Why do we need them?
The complexity of technology and products that offers today demands the guidance and design expertise of knowledgeable and experienced IT professional. Infrastructure, data and applications are three critical components of all data centers to keep business alive and running. Integration of infrastructure, application development and database and management tools requires the skills and leadership beyond those of engineers and developers. Architects are needed beside the product road maps, so IT professionals or system engineers can build the infrastructure, and developers or software engineers can focus on building and developing applications.
Organizations must realize the need for architects, their roles and responsibilities in the process, as well as recognize their value first before they recruit architects to help build the future.
What Do They do?
There are several kinds of architects in an enterprise: Enterprise architects, Infrastructure architects, Software architects and Line-of-Business architects.
The efforts of enterprise architects pan out to ensure that they cover architecture from an enterprise perspective, cross-organizationally, and across architectural domains such as business, application, infrastructure, and data. Enterprise architects lead infrastructure architects, software architects and line-of-business (LOB) architects to plan and build the blue print for the enterprise.
Infrastructure architects build infrastructures as presented by enterprises architects, to implement and maintain reliable infrastructure services for business.
Software architects usually are the experienced developers who are able to help perform strategic thinking from a software-development perspective; deal with systems, boundaries, interfaces and interactions; explain high-level design choices; and communicate with stakeholders.

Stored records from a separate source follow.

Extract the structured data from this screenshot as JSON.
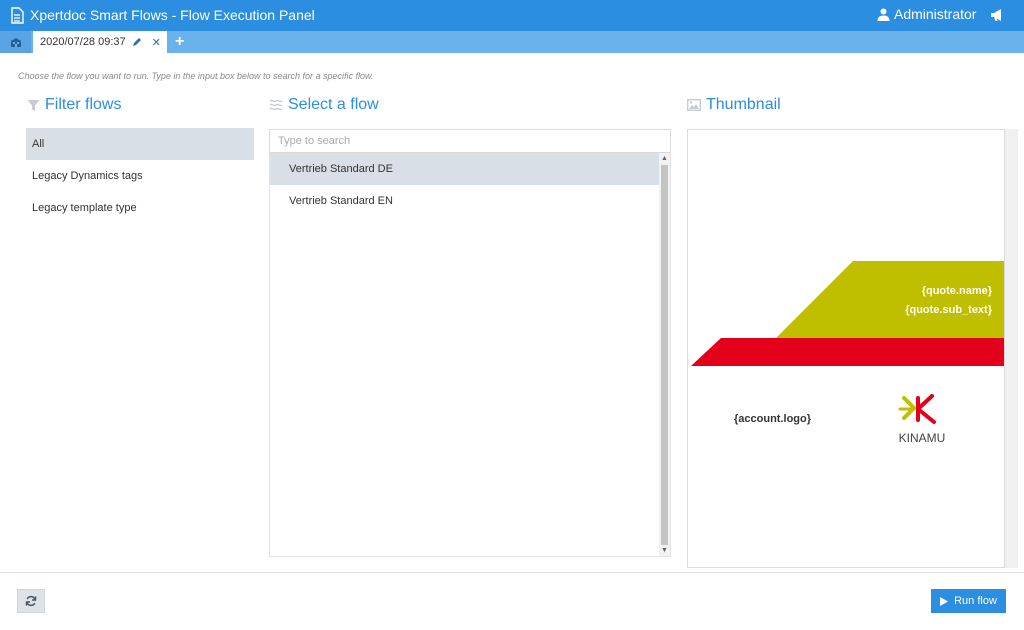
{
  "window": {
    "title": "Xpertdoc Smart Flows - Flow Execution Panel",
    "user": "Administrator",
    "icons": {
      "document": "document-icon",
      "user": "user-icon",
      "notifications": "megaphone-icon"
    }
  },
  "tabs": {
    "home_icon": "building-icon",
    "items": [
      {
        "label": "2020/07/28 09:37"
      }
    ],
    "add_label": "+"
  },
  "hint": "Choose the flow you want to run. Type in the input box below to search for a specific flow.",
  "filter": {
    "title": "Filter flows",
    "items": [
      {
        "label": "All",
        "selected": true
      },
      {
        "label": "Legacy Dynamics tags",
        "selected": false
      },
      {
        "label": "Legacy template type",
        "selected": false
      }
    ]
  },
  "flows": {
    "title": "Select a flow",
    "search_placeholder": "Type to search",
    "items": [
      {
        "label": "Vertrieb Standard DE",
        "selected": true
      },
      {
        "label": "Vertrieb Standard EN",
        "selected": false
      }
    ]
  },
  "thumbnail": {
    "title": "Thumbnail",
    "quote_name": "{quote.name}",
    "quote_sub_text": "{quote.sub_text}",
    "account_logo": "{account.logo}",
    "brand": "KINAMU",
    "colors": {
      "olive": "#bfbf00",
      "red": "#e3001b",
      "accent": "#2b8ee0"
    }
  },
  "footer": {
    "run_label": "Run flow"
  }
}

The LOB architects are the links between the needs of the LOBs and those of the developers. They often build the solutions for the business.
How Do They Add Value?
Each kind of architect can provide value through the particular contribution to business and business processes. Each serves as the bridge between business, engineers and developers. Architects must be able to contribute to add value to the business and IT processes.
Benefits for Developers: If organization has software architecture in place, this will offer some rather relevant benefits, which include
- High productivity. It is easier to add new features to existing software, since the structure is already in place and the location for every new piece of code is known beforehand.

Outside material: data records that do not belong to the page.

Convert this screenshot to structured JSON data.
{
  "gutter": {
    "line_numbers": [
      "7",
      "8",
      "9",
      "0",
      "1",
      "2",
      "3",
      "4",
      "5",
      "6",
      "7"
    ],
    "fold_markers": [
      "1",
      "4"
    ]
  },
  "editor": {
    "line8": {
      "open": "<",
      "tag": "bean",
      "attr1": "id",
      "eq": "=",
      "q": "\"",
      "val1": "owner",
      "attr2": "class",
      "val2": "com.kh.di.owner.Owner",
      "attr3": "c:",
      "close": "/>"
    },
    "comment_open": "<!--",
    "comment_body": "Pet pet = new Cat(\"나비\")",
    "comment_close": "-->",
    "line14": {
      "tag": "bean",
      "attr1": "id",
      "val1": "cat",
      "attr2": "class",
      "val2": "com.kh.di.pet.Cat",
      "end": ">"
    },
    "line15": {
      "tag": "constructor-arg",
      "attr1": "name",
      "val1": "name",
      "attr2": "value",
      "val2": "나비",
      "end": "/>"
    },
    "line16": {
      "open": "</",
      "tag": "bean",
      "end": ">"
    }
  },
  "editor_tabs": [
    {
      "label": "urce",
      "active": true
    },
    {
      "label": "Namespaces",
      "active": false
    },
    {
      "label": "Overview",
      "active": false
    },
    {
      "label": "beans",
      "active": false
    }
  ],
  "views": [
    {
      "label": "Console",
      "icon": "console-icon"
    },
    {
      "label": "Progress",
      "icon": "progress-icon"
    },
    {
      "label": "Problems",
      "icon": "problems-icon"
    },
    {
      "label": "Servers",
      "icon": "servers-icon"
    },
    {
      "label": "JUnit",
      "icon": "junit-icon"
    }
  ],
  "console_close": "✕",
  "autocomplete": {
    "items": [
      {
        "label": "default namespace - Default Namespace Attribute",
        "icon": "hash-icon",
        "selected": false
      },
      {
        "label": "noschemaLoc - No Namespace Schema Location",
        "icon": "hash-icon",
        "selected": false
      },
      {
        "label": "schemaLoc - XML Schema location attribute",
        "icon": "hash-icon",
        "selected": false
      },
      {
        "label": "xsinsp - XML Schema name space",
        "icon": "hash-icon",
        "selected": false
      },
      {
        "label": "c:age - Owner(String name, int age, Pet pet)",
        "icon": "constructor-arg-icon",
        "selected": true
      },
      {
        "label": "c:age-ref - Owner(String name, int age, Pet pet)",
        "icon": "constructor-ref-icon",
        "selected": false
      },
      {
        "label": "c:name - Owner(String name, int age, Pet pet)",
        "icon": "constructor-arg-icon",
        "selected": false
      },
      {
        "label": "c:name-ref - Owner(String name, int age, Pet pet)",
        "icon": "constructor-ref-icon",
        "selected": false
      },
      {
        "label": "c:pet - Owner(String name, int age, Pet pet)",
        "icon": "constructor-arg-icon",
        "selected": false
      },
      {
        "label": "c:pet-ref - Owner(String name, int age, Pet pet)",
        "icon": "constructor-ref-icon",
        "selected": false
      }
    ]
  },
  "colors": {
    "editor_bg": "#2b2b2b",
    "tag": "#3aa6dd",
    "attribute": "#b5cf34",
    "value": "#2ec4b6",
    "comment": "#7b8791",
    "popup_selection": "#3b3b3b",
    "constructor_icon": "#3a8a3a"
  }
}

- Better code Maintainability. It is easier to maintain existing software as the structure of the code is visible and known, so it is easier to find bugs and anomalies.

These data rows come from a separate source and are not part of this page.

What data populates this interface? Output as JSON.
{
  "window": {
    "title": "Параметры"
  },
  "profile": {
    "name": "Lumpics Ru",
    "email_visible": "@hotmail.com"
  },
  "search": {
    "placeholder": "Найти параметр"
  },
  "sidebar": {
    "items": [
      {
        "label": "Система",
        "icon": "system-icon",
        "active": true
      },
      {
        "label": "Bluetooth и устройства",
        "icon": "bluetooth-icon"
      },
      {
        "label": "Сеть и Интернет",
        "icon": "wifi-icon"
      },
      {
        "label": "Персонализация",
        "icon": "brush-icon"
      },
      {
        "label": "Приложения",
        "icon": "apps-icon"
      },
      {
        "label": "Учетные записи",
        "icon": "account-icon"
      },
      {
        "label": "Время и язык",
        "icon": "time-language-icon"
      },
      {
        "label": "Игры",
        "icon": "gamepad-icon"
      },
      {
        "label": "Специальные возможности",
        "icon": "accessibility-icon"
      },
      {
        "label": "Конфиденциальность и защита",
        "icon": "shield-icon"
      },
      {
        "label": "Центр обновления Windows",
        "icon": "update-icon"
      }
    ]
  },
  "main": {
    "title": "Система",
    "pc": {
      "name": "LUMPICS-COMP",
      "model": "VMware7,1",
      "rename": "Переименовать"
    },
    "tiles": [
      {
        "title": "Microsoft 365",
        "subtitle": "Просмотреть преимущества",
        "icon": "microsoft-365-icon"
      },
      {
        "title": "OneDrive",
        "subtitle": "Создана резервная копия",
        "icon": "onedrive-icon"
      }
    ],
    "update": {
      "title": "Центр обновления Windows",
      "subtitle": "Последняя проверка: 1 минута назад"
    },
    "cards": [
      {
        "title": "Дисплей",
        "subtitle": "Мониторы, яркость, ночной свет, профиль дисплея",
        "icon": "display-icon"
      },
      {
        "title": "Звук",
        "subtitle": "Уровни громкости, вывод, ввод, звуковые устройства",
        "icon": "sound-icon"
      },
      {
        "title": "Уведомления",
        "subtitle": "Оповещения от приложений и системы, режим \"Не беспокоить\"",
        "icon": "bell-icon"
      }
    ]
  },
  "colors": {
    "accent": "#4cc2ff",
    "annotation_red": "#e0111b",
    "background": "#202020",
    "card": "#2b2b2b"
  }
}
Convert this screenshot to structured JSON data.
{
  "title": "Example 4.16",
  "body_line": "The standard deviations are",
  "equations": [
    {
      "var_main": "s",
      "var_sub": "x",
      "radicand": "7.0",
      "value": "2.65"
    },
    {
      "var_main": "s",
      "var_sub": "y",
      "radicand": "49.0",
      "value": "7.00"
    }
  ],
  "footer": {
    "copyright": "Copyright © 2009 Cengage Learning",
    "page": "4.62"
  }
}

- Higher adaptability. New technical features such a different front ends or adding a business rule engine are easier to achieve as your software architecture creates a clear separation of concerns.
- Hype agnostic. It will allow you to see hypes and fads in the industry or which are a lot in the light of your current structure and to fit these hypes and fads in if so required.
Who IS Qualified to Become One?
The professional qualifications of an architect include education, knowledge and experience in IT, and more importantly an understanding of technologies, tools and intentions. Most importantly, architects understand the business and its processes.